Contre l’enrobement nar­ra­tif, Céline pro­duit un ex-il : son texte ouvre toutes dans les langues et ouvre l’Histoire de tous les peuples. C’est le jaillis­se­ment d’écume, aphros, jetée à l’océan, il est l’équivalent hésio­dique des temps incom­pres­sibles. C’est la rosée du matin en langue illy­rienne alba­naise (même si la guerre du Kosovo a vu sur­gir d’innombrables vic­times des « troupes spé­ciales » por­tant ce nom d’aube). Le récit trace en termes de durée ce qui avait été des­siné en termes d’espace.

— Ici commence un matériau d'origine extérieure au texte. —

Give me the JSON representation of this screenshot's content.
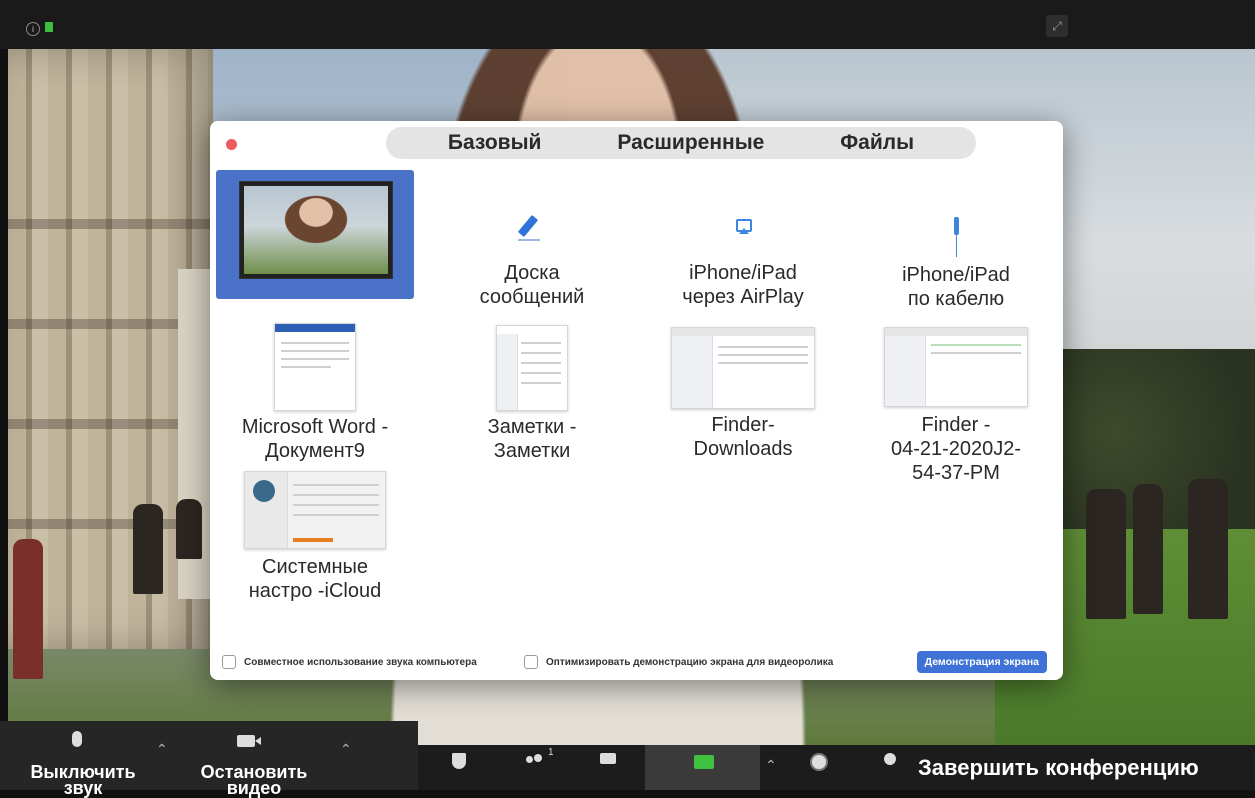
{
  "tabs": [
    "Базовый",
    "Расширенные",
    "Файлы"
  ],
  "tiles": {
    "whiteboard": [
      "Доска",
      "сообщений"
    ],
    "airplay": [
      "iPhone/iPad",
      "через AirPlay"
    ],
    "cable": [
      "iPhone/iPad",
      "по кабелю"
    ],
    "word": [
      "Microsoft Word -",
      "Документ9"
    ],
    "notes": [
      "Заметки -",
      "Заметки"
    ],
    "finder1": [
      "Finder-",
      "Downloads"
    ],
    "finder2": [
      "Finder -",
      "04-21-2020J2-",
      "54-37-PM"
    ],
    "settings": [
      "Системные",
      "настро -iCloud"
    ]
  },
  "options": {
    "share_audio": "Совместное использование звука компьютера",
    "optimize_video": "Оптимизировать демонстрацию экрана для видеоролика",
    "share_button": "Демонстрация экрана"
  },
  "toolbar": {
    "mute": [
      "Выключить",
      "звук"
    ],
    "video": [
      "Остановить",
      "видео"
    ],
    "participants_count": "1",
    "end": "Завершить конференцию"
  },
  "colors": {
    "accent": "#3e72d6",
    "selected_tile": "#4a72c8",
    "share_green": "#3fc23f",
    "close_red": "#ed5a5a"
  },
  "icons": {
    "top": [
      "info-icon",
      "lock-icon",
      "expand-icon"
    ],
    "toolbar": [
      "microphone-icon",
      "camera-icon",
      "security-icon",
      "participants-icon",
      "chat-icon",
      "share-screen-icon",
      "record-icon",
      "reactions-icon"
    ]
  }
}
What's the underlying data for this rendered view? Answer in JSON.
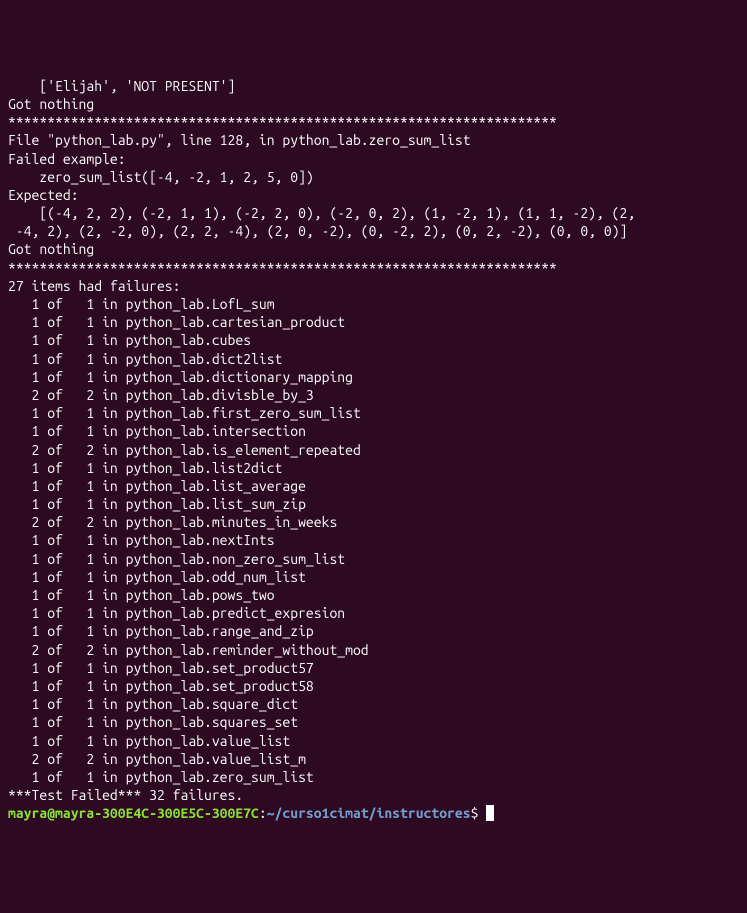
{
  "output": {
    "line1": "    ['Elijah', 'NOT PRESENT']",
    "line2": "Got nothing",
    "line3": "**********************************************************************",
    "line4": "File \"python_lab.py\", line 128, in python_lab.zero_sum_list",
    "line5": "Failed example:",
    "line6": "    zero_sum_list([-4, -2, 1, 2, 5, 0])",
    "line7": "Expected:",
    "line8": "    [(-4, 2, 2), (-2, 1, 1), (-2, 2, 0), (-2, 0, 2), (1, -2, 1), (1, 1, -2), (2,",
    "line9": " -4, 2), (2, -2, 0), (2, 2, -4), (2, 0, -2), (0, -2, 2), (0, 2, -2), (0, 0, 0)]",
    "line10": "Got nothing",
    "line11": "**********************************************************************",
    "line12": "27 items had failures:",
    "failures": [
      "   1 of   1 in python_lab.LofL_sum",
      "   1 of   1 in python_lab.cartesian_product",
      "   1 of   1 in python_lab.cubes",
      "   1 of   1 in python_lab.dict2list",
      "   1 of   1 in python_lab.dictionary_mapping",
      "   2 of   2 in python_lab.divisble_by_3",
      "   1 of   1 in python_lab.first_zero_sum_list",
      "   1 of   1 in python_lab.intersection",
      "   2 of   2 in python_lab.is_element_repeated",
      "   1 of   1 in python_lab.list2dict",
      "   1 of   1 in python_lab.list_average",
      "   1 of   1 in python_lab.list_sum_zip",
      "   2 of   2 in python_lab.minutes_in_weeks",
      "   1 of   1 in python_lab.nextInts",
      "   1 of   1 in python_lab.non_zero_sum_list",
      "   1 of   1 in python_lab.odd_num_list",
      "   1 of   1 in python_lab.pows_two",
      "   1 of   1 in python_lab.predict_expresion",
      "   1 of   1 in python_lab.range_and_zip",
      "   2 of   2 in python_lab.reminder_without_mod",
      "   1 of   1 in python_lab.set_product57",
      "   1 of   1 in python_lab.set_product58",
      "   1 of   1 in python_lab.square_dict",
      "   1 of   1 in python_lab.squares_set",
      "   1 of   1 in python_lab.value_list",
      "   2 of   2 in python_lab.value_list_m",
      "   1 of   1 in python_lab.zero_sum_list"
    ],
    "testFailed": "***Test Failed*** 32 failures."
  },
  "prompt": {
    "user": "mayra@mayra-300E4C-300E5C-300E7C",
    "separator": ":",
    "path": "~/curso1cimat/instructores",
    "end": "$ "
  }
}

Face à l’homme, et comme Kafka mais selon une autre « ani­ma­lité », Céline pro­nonce encore du vivant dans le jailli d’une langue mater­nelle. Certes, elle crée du monstre lors de l’expulsion de Rigo­don. Mais le livre reste l’exemple même d’un acte éter­nel d’enfantement et d’un visage de femme qui veille ainsi sur la décou­verte des trans­for­ma­tions du poli­tique au moment où les écrits risquent de dis­pa­raître dans un grand incen­die qui relé­guera celui de la Biblio­thèque d’Alexandrie à une simple plaisanterie.

jean-paul gavard-perret

Alain Jugnon, Les preuves de l’existence de l’homme — Pour­quoi je lis… Rigo­don de L–F Céline , Edi­tions Les Feux Fol­lets, Lyon, 2015 — 7,50 €.